Perhaps Cormac’s fine features—or the taste of a proper meal—prompted it, but I dreamt of him. Of Teddy. Of his sandy blond hair and eyes bluer than a summer sky. Of promises made. Of stolen kisses behind the summerhouse. It was always the same dream.

He brings a picnic and hand-feeds me bread, and cheese, and fruits I’d never known existed.

But soon the loving gesture turns dark, and he keeps feeding and feeding until my eyes bulge with terror, and I can’t breathe for want of swallowing.

That’s when he transforms into the Black Hound of lore and rips my spine out through my throat.

I woke with a start, my smock soaked through with fear-tinged sweat as my pulse flared. Gasping for breath, it took me a moment to realize where I was. My eyes darted.

Gray velvet benches and walls. Windows. Lady Catherine.

Her gentleman’s top hat lay discarded on the bench betwixt her sleeping form and the wide world beyond the carriage walls. It seemed the sandman had taken my strange benefactress into his cool embrace, and I wished her better dreams than those granted to me.
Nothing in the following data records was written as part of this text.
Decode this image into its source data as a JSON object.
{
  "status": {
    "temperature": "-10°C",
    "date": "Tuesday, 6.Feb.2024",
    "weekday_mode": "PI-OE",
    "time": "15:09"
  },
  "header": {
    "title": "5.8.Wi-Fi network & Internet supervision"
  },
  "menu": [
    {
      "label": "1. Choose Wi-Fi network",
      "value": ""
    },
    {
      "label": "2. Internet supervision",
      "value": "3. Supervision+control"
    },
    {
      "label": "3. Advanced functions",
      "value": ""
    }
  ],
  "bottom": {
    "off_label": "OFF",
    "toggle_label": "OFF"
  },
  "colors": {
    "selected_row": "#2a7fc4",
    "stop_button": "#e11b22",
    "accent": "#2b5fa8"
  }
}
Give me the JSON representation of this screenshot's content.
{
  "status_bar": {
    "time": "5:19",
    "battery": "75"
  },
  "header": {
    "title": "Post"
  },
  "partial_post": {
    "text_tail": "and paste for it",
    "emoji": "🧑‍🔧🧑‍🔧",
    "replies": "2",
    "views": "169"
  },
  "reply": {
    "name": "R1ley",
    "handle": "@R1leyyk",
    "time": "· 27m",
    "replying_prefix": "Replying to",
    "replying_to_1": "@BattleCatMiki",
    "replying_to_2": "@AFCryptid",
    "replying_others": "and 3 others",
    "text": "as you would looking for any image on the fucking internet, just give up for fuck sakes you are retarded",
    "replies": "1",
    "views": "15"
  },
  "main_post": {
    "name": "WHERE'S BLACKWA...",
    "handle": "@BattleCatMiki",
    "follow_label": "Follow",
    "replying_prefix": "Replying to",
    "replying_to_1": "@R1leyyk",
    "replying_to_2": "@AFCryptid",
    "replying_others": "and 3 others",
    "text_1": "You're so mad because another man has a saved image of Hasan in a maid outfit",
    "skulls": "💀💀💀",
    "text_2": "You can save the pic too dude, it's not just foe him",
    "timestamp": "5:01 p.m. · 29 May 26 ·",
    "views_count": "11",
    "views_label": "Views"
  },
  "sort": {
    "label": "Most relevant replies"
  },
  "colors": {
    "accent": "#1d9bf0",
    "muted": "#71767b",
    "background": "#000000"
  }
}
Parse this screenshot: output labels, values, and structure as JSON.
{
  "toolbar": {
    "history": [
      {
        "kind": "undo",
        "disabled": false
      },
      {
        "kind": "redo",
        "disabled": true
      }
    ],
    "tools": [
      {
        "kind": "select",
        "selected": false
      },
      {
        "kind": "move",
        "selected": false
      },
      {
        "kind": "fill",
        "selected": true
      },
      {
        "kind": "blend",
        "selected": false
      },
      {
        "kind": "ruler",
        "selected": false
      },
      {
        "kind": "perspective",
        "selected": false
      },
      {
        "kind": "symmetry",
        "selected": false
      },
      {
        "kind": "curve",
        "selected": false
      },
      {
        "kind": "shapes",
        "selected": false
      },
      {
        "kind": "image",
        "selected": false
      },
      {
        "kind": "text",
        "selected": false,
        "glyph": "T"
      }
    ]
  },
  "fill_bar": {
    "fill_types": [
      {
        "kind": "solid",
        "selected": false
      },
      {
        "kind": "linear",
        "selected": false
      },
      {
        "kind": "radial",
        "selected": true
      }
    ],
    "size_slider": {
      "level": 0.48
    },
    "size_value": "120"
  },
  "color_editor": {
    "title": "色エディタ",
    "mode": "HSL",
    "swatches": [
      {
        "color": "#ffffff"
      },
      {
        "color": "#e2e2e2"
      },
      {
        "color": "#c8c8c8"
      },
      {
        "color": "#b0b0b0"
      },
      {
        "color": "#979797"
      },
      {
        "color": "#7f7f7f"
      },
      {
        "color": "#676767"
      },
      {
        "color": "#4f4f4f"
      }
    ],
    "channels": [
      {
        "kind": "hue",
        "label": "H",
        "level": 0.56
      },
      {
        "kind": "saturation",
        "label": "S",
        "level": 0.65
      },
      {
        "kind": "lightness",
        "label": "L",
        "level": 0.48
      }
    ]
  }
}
Breathing deep, I closed my eyes. Of all the spirits haunting my past, Theodore “Teddy” Moore-Vandeleur was the one I wished to be rid of most. I hadn’t dreamt of him in a while, but whenever I did, ’twas as if Teddy extended a hand through the miles between us, reaching into my mind to be sure I’d never forget everything he was. Everything we could have been.

The carriage lurched, bouncing as the wheels caught a divot in the road. I yelped, and Lady Catherine’s eyes snapped open.

“Jesus wept,” she muttered, snatching her cane from the carriage floor. In one fluid motion, she rapped on the roof before opening the window. “Cormac? What the Devil was that? I damn near flew off my perch!”

“Pothole, Your Ladyship,” Cormac yelled, his voice almost lost to the roar of wind.

“Where are we?” she called.

I glanced out the window and furrowed my brow. Where were we, indeed? I could curse myself for a fool that I’d never even asked where we were going. But I supposed it didn’t much matter so long as ’twas far from the workhouse.

As time lapsed, the scenery had shifted from a smooth patchwork of quilted green fields to one warped by high rolling hills.

Houses dotted the landscape. Well, structures that were once houses.

Even from the carriage, I noted the tumbled walls and the charred, roofless carcasses of what had once been some family’s pride and joy.

In the distance, I spied black smoke, the kind resulting from flame-charred thatch.

A family freshly turned out by their landlord, most likely.

If they were lucky, they could return beneath the cover of darkness and salvage a night or two more afore the constabulary found them and tossed them into the road.

We’d done the same, taking refuge in our scalpeen—the shell of our home—before Da dug a scalp for us, in the mud, when the bailiffs came to tumble the walls of our house.

“Coming up on Ennistymon!” Cormac responded.